Летом, вечерними зорями, на вершину его слетает из подоблачья степной
беркут. Шумя крылами, он упадет на курган, неуклюже ступнет раза два и
станет чистить изогнутым клювом коричневый веер вытянутого крыла, покрытую
ржавым пером хлупь, а потом дремотно застынет, откинув голову, устремив в
вечно синее небо янтарный, окольцованный черным ободком глаз. Как
камень-самородок, недвижный и изжелта-бурый, беркут отдохнет перед
вечерней ловитвой и снова легко оторвется от земли, взлетит. До заката
солнца еще не раз серая тень его царственных крыл перечеркнет степь.
Куда унесут его знобящие осенние ветры? В голубые предгорья Кавказа? В
Муганскую степь ли? В Персию ли? В Афганистан?
Зимою же, когда могильный курган - в горностаевой мантии снега, каждый
день в голубино-сизых предрассветных сумерках выходит на вершину его
старый сиводуший лисовин. Он стоит долго, мертво, словно изваянный из
желто-пламенного каррарского мрамора; стоит, опустив на лиловый снег рыжее
ворсистое правило, вытянув навстречу ветру заостренную, с дымной черниной
у пасти, морду.

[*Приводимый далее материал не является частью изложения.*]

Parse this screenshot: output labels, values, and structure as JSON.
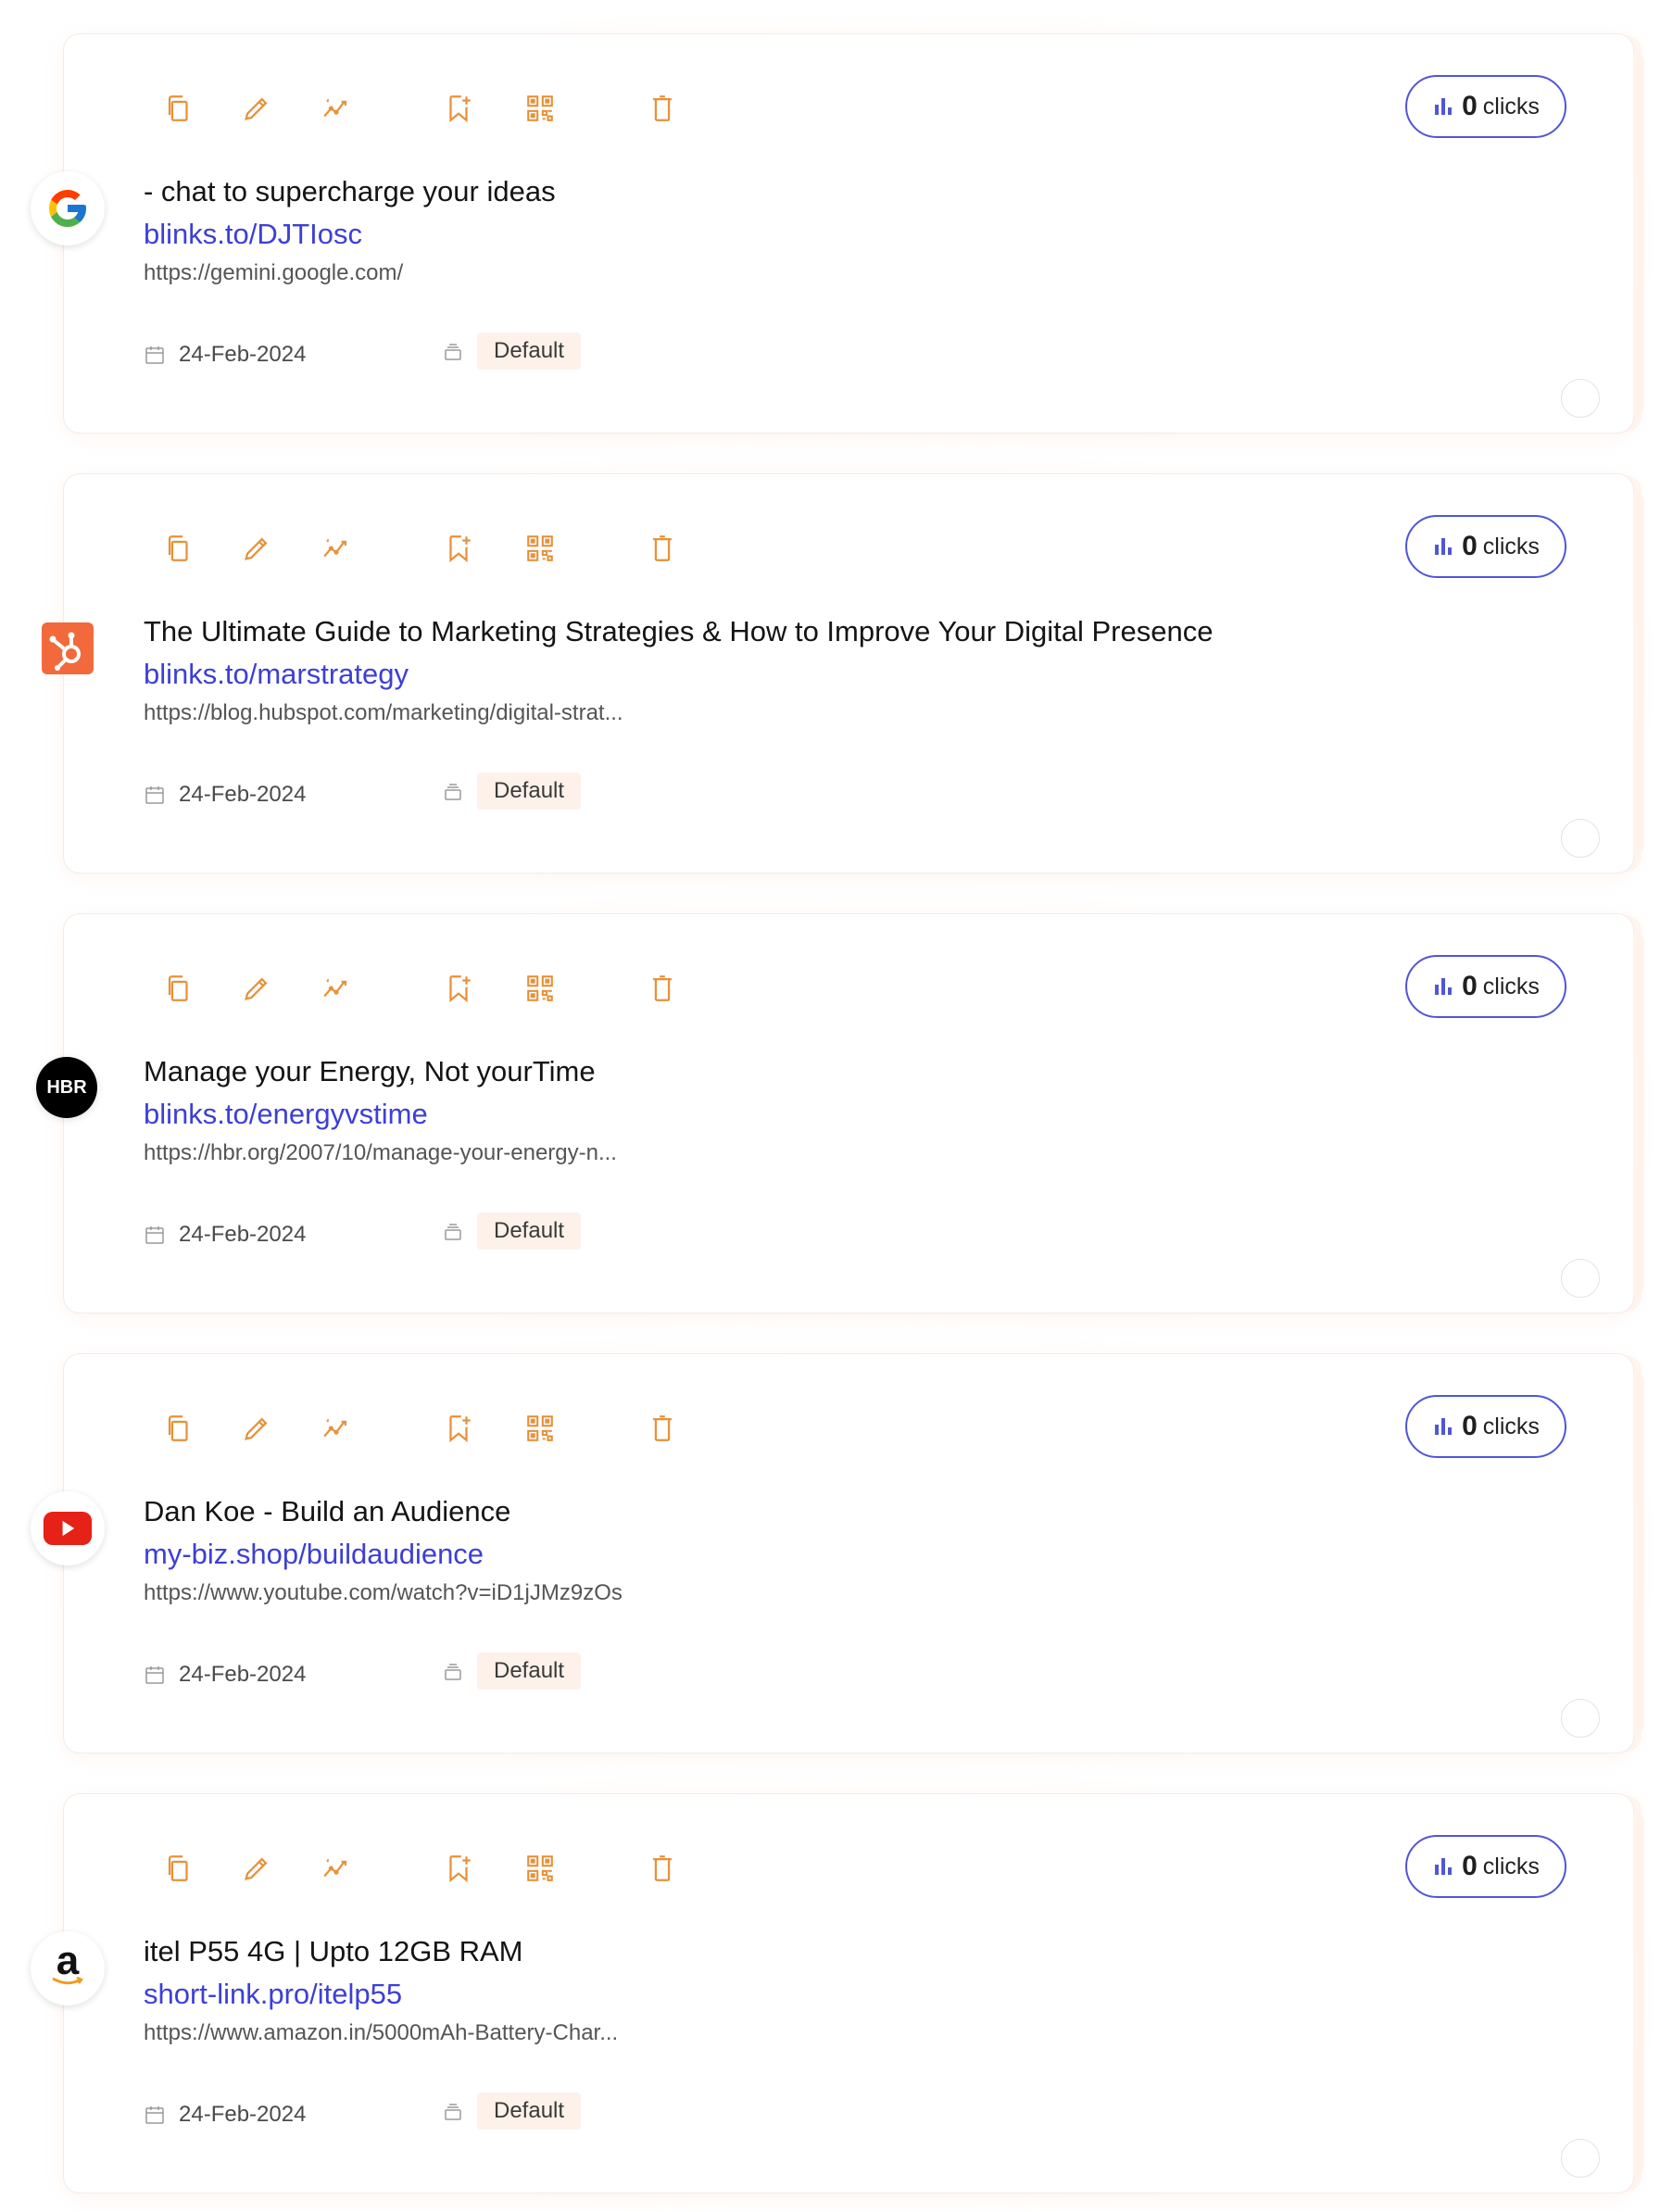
{
  "accent_color": "#e8913a",
  "link_color": "#3d3fd6",
  "clicks_label": "clicks",
  "links": [
    {
      "favicon": "google-icon",
      "title": " - chat to supercharge your ideas",
      "short_url": "blinks.to/DJTIosc",
      "long_url": "https://gemini.google.com/",
      "clicks": "0",
      "date": "24-Feb-2024",
      "category": "Default"
    },
    {
      "favicon": "hubspot-icon",
      "title": "The Ultimate Guide to Marketing Strategies & How to Improve Your Digital Presence",
      "short_url": "blinks.to/marstrategy",
      "long_url": "https://blog.hubspot.com/marketing/digital-strat...",
      "clicks": "0",
      "date": "24-Feb-2024",
      "category": "Default"
    },
    {
      "favicon": "hbr-icon",
      "favicon_text": "HBR",
      "title": "Manage your Energy, Not yourTime",
      "short_url": "blinks.to/energyvstime",
      "long_url": "https://hbr.org/2007/10/manage-your-energy-n...",
      "clicks": "0",
      "date": "24-Feb-2024",
      "category": "Default"
    },
    {
      "favicon": "youtube-icon",
      "title": "Dan Koe - Build an Audience",
      "short_url": "my-biz.shop/buildaudience",
      "long_url": "https://www.youtube.com/watch?v=iD1jJMz9zOs",
      "clicks": "0",
      "date": "24-Feb-2024",
      "category": "Default"
    },
    {
      "favicon": "amazon-icon",
      "favicon_text": "a",
      "title": "itel P55 4G | Upto 12GB RAM",
      "short_url": "short-link.pro/itelp55",
      "long_url": "https://www.amazon.in/5000mAh-Battery-Char...",
      "clicks": "0",
      "date": "24-Feb-2024",
      "category": "Default"
    }
  ]
}
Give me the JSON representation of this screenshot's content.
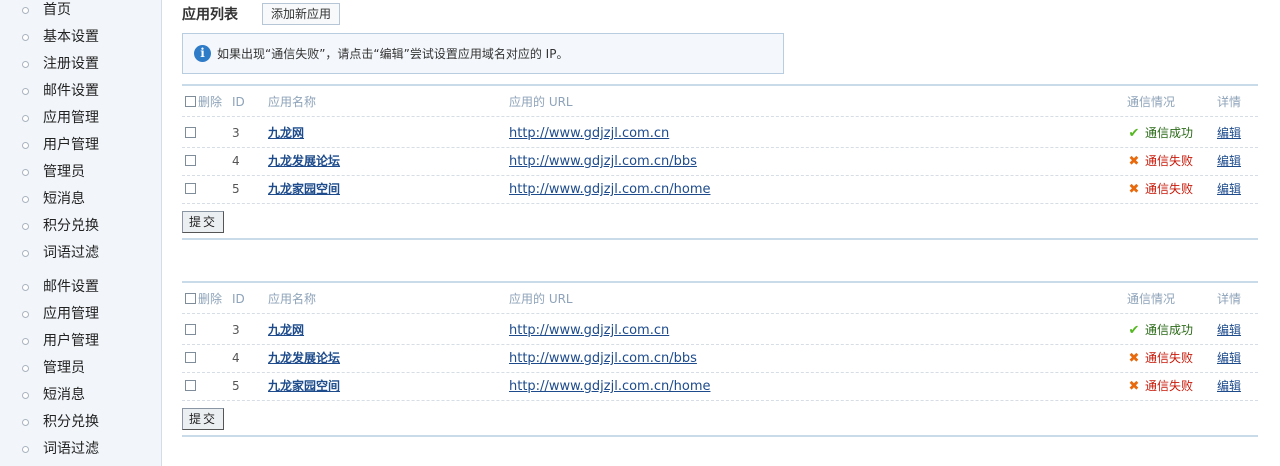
{
  "sidebar": {
    "group1": [
      "首页",
      "基本设置",
      "注册设置",
      "邮件设置",
      "应用管理",
      "用户管理",
      "管理员",
      "短消息",
      "积分兑换",
      "词语过滤"
    ],
    "group2": [
      "邮件设置",
      "应用管理",
      "用户管理",
      "管理员",
      "短消息",
      "积分兑换",
      "词语过滤"
    ]
  },
  "page": {
    "title": "应用列表",
    "add_button": "添加新应用",
    "notice": "如果出现“通信失败”，请点击“编辑”尝试设置应用域名对应的 IP。",
    "notice_icon": "info-icon"
  },
  "table_header": {
    "delete": "删除",
    "id": "ID",
    "name": "应用名称",
    "url": "应用的 URL",
    "status": "通信情况",
    "detail": "详情"
  },
  "tables": [
    {
      "rows": [
        {
          "id": "3",
          "name": "九龙网",
          "url": "http://www.gdjzjl.com.cn",
          "status": "通信成功",
          "status_type": "ok",
          "detail": "编辑"
        },
        {
          "id": "4",
          "name": "九龙发展论坛",
          "url": "http://www.gdjzjl.com.cn/bbs",
          "status": "通信失败",
          "status_type": "fail",
          "detail": "编辑"
        },
        {
          "id": "5",
          "name": "九龙家园空间",
          "url": "http://www.gdjzjl.com.cn/home",
          "status": "通信失败",
          "status_type": "fail",
          "detail": "编辑"
        }
      ],
      "submit": "提交"
    },
    {
      "rows": [
        {
          "id": "3",
          "name": "九龙网",
          "url": "http://www.gdjzjl.com.cn",
          "status": "通信成功",
          "status_type": "ok",
          "detail": "编辑"
        },
        {
          "id": "4",
          "name": "九龙发展论坛",
          "url": "http://www.gdjzjl.com.cn/bbs",
          "status": "通信失败",
          "status_type": "fail",
          "detail": "编辑"
        },
        {
          "id": "5",
          "name": "九龙家园空间",
          "url": "http://www.gdjzjl.com.cn/home",
          "status": "通信失败",
          "status_type": "fail",
          "detail": "编辑"
        }
      ],
      "submit": "提交"
    }
  ],
  "colors": {
    "link": "#1d4b8c",
    "success": "#2a6a17",
    "fail": "#c81a0a",
    "accent_border": "#c9dae8"
  }
}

В этот момент только агатовый влажный нос его живет в
могущественном мире слитных запахов, ловя жадно разверстыми, трепещущими
ноздрями и пресный, все обволакивающий запах снега, и неугасимую горечь
убитой морозами полыни, и сенной веселый душок конского помета с ближнего
шляха, и несказанно волнующий еле ощутимый аромат куропатиного выводка,
залегшего на дальней бурьянистой меже.
В запахе куропаток так много плотно ссученных оттенков, что лисовину,
для того чтобы насытить нюх, надо сойти с кургана и проплыть, не вынимая
из звездно искрящегося снега ног, волоча покрытое сосульками, почти
невесомое брюшко по верхушкам бурьяна, саженей пятьдесят. И только тогда в
крылатые черные ноздри его хлынет обжигающая нюх пахучая струя: терпкая
кислота свежего птичьего помета и сдвоенный запах пера. Влажное от снега,
соприкасающееся с травой перо лучит воспринятую от травы горечь полынка и
прогорклый душок чернобыла, это - сверху, а от синего пенька, до половины
вонзающегося в мясо, исходит запах теплой и солонцеватой крови...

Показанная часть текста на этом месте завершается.